Piero Anversa made a great effort to change the widespread conception of the heart as a terminally differentiated postmitotic organ, incapable of any sort of regeneration. One of the first observations that opened the way to such a deep revision of cardiac cellular homeostasis was the finding of male cells, endowed with a XY karyotype, in female hearts transplanted into male recipients. A deeper investigation of this heart chimerism phenomenon subsequently demonstrated a group of c—kit—positive cells, which can differentiate into myocytes, endothelial cells, and smooth muscle cells. This multipotent, clonogenic, and self—renewing cell population was proven to be a primitively cardiac sort of stem cell. Cardiac stem cells (CSCs) have been isolated from different species of mammalian hearts, including human ones. They are distributed into the myocardium along with supporting cells, forming stem cell niches. Such a peculiar micro—environment significantly interacts with CSCs, regulating their proliferative potential through junctional proteins and soluble mediators in a mostly unidentified manner. The origin of these stem cell pools has been a debated issue ever since the first observations of heart chimerism were made: A scrupulous analysis of mouse embryonic heart made by Eberhard and Jockusch provided the evidence that all resident CSCs are formed during embryonic life, whereas heart chimerism in sex—mismatched transplants can be explained by the migration of host cells from atrial remnants to the donor heart.

Regenerative Cardiology

Piero Anversa and his cardiovascular research team played a major role in regenerative cardiology not only in trying to figure out cardiac stem cell compartment features but also in attempting to translate such basic information regarding stem cell physiology into a novel and promising therapeutic strategy.

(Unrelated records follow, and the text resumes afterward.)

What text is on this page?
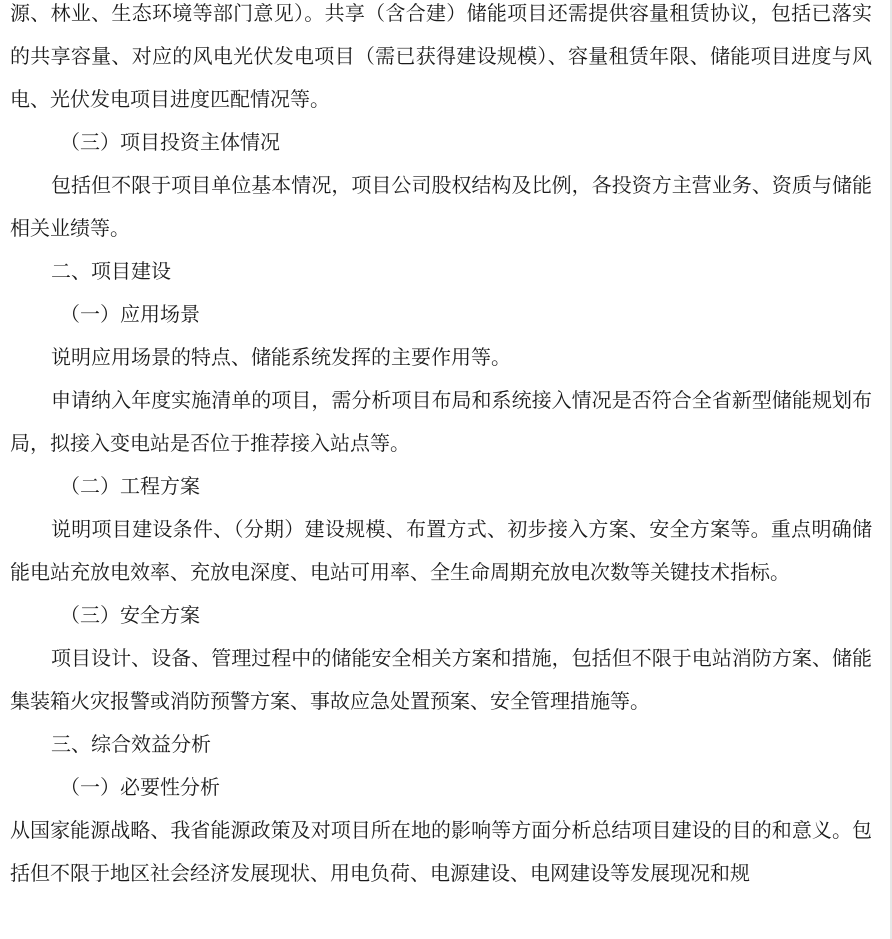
源、林业、生态环境等部门意见）。共享（含合建）储能项目还需提供容量租赁协议，包括已落实的共享容量、对应的风电光伏发电项目（需已获得建设规模）、容量租赁年限、储能项目进度与风电、光伏发电项目进度匹配情况等。

（三）项目投资主体情况

包括但不限于项目单位基本情况，项目公司股权结构及比例，各投资方主营业务、资质与储能相关业绩等。

二、项目建设

（一）应用场景

说明应用场景的特点、储能系统发挥的主要作用等。

申请纳入年度实施清单的项目，需分析项目布局和系统接入情况是否符合全省新型储能规划布局，拟接入变电站是否位于推荐接入站点等。

（二）工程方案

说明项目建设条件、（分期）建设规模、布置方式、初步接入方案、安全方案等。重点明确储能电站充放电效率、充放电深度、电站可用率、全生命周期充放电次数等关键技术指标。

（三）安全方案

项目设计、设备、管理过程中的储能安全相关方案和措施，包括但不限于电站消防方案、储能集装箱火灾报警或消防预警方案、事故应急处置预案、安全管理措施等。

三、综合效益分析

（一）必要性分析

从国家能源战略、我省能源政策及对项目所在地的影响等方面分析总结项目建设的目的和意义。包括但不限于地区社会经济发展现状、用电负荷、电源建设、电网建设等发展现况和规
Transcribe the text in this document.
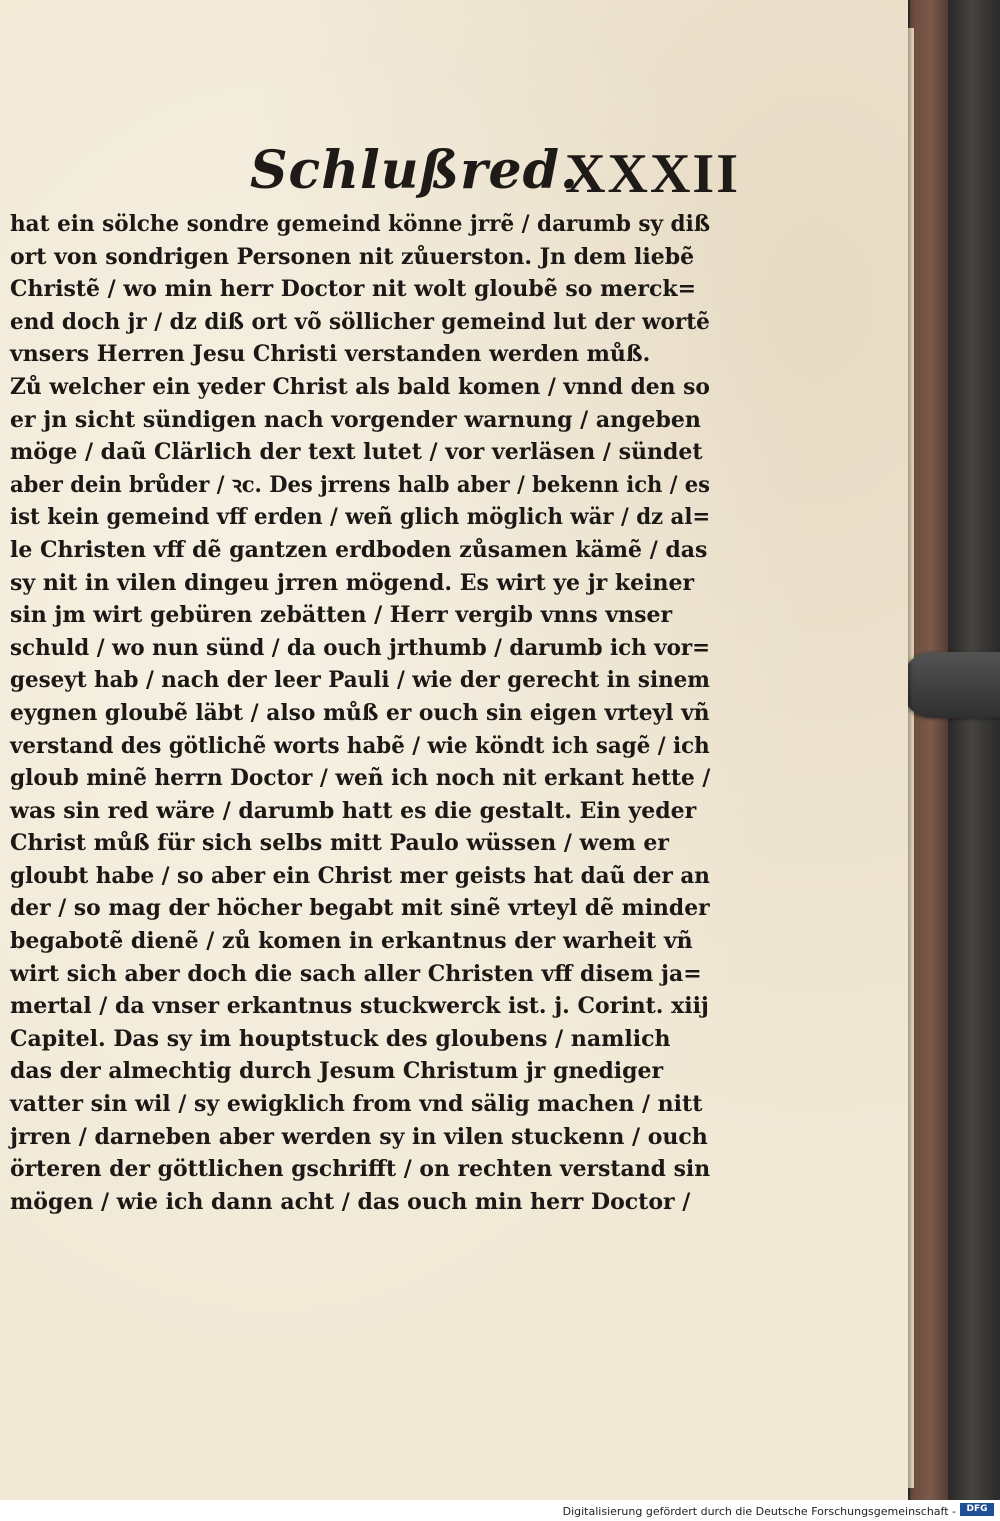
Schlußred.
XXXII
hat ein sölche sondre gemeind könne jrrẽ / darumb sy diß
ort von sondrigen Personen nit zůuerston. Jn dem liebẽ
Christẽ / wo min herr Doctor nit wolt gloubẽ so merck=
end doch jr / dz diß ort võ söllicher gemeind lut der wortẽ
vnsers Herren Jesu Christi verstanden werden můß.
Zů welcher ein yeder Christ als bald komen / vnnd den so
er jn sicht sündigen nach vorgender warnung / angeben
möge / daũ Clärlich der text lutet / vor verläsen / sündet
aber dein brůder / ꝛc. Des jrrens halb aber / bekenn ich / es
ist kein gemeind vff erden / weñ glich möglich wär / dz al=
le Christen vff dẽ gantzen erdboden zůsamen kämẽ / das
sy nit in vilen dingeu jrren mögend. Es wirt ye jr keiner
sin jm wirt gebüren zebätten / Herr vergib vnns vnser
schuld / wo nun sünd / da ouch jrthumb / darumb ich vor=
geseyt hab / nach der leer Pauli / wie der gerecht in sinem
eygnen gloubẽ läbt / also můß er ouch sin eigen vrteyl vñ
verstand des götlichẽ worts habẽ / wie köndt ich sagẽ / ich
gloub minẽ herrn Doctor / weñ ich noch nit erkant hette /
was sin red wäre / darumb hatt es die gestalt. Ein yeder
Christ můß für sich selbs mitt Paulo wüssen / wem er
gloubt habe / so aber ein Christ mer geists hat daũ der an
der / so mag der höcher begabt mit sinẽ vrteyl dẽ minder
begabotẽ dienẽ / zů komen in erkantnus der warheit vñ
wirt sich aber doch die sach aller Christen vff disem ja=
mertal / da vnser erkantnus stuckwerck ist. j. Corint. xiij
Capitel. Das sy im houptstuck des gloubens / namlich
das der almechtig durch Jesum Christum jr gnediger
vatter sin wil / sy ewigklich from vnd sälig machen / nitt
jrren / darneben aber werden sy in vilen stuckenn / ouch
örteren der göttlichen gschrifft / on rechten verstand sin
mögen / wie ich dann acht / das ouch min herr Doctor /
Digitalisierung gefördert durch die Deutsche Forschungsgemeinschaft -	DFG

The possibility of regenerating cardiac tissue through a cellular therapy has been first explored in mice by Dr. Anversa using lineage negative bone marrow cells (BMCs), a mixed population of cells composed of hematopoietic and mesenchymal stem cells, along with endothelial progenitors. In 2001 his team demonstrated that the injection of BMCs into infarcted myocardium can mend the ischémie lesion, and many following clinical trials performed on humans corroborated such beneficial effects, which have been interpreted as the consequence of a novel proliferation of myocytes and vascular structures mediated by BMCs' differentiation or the effect of a paracrine stimulation of CSCs mediated by the graft.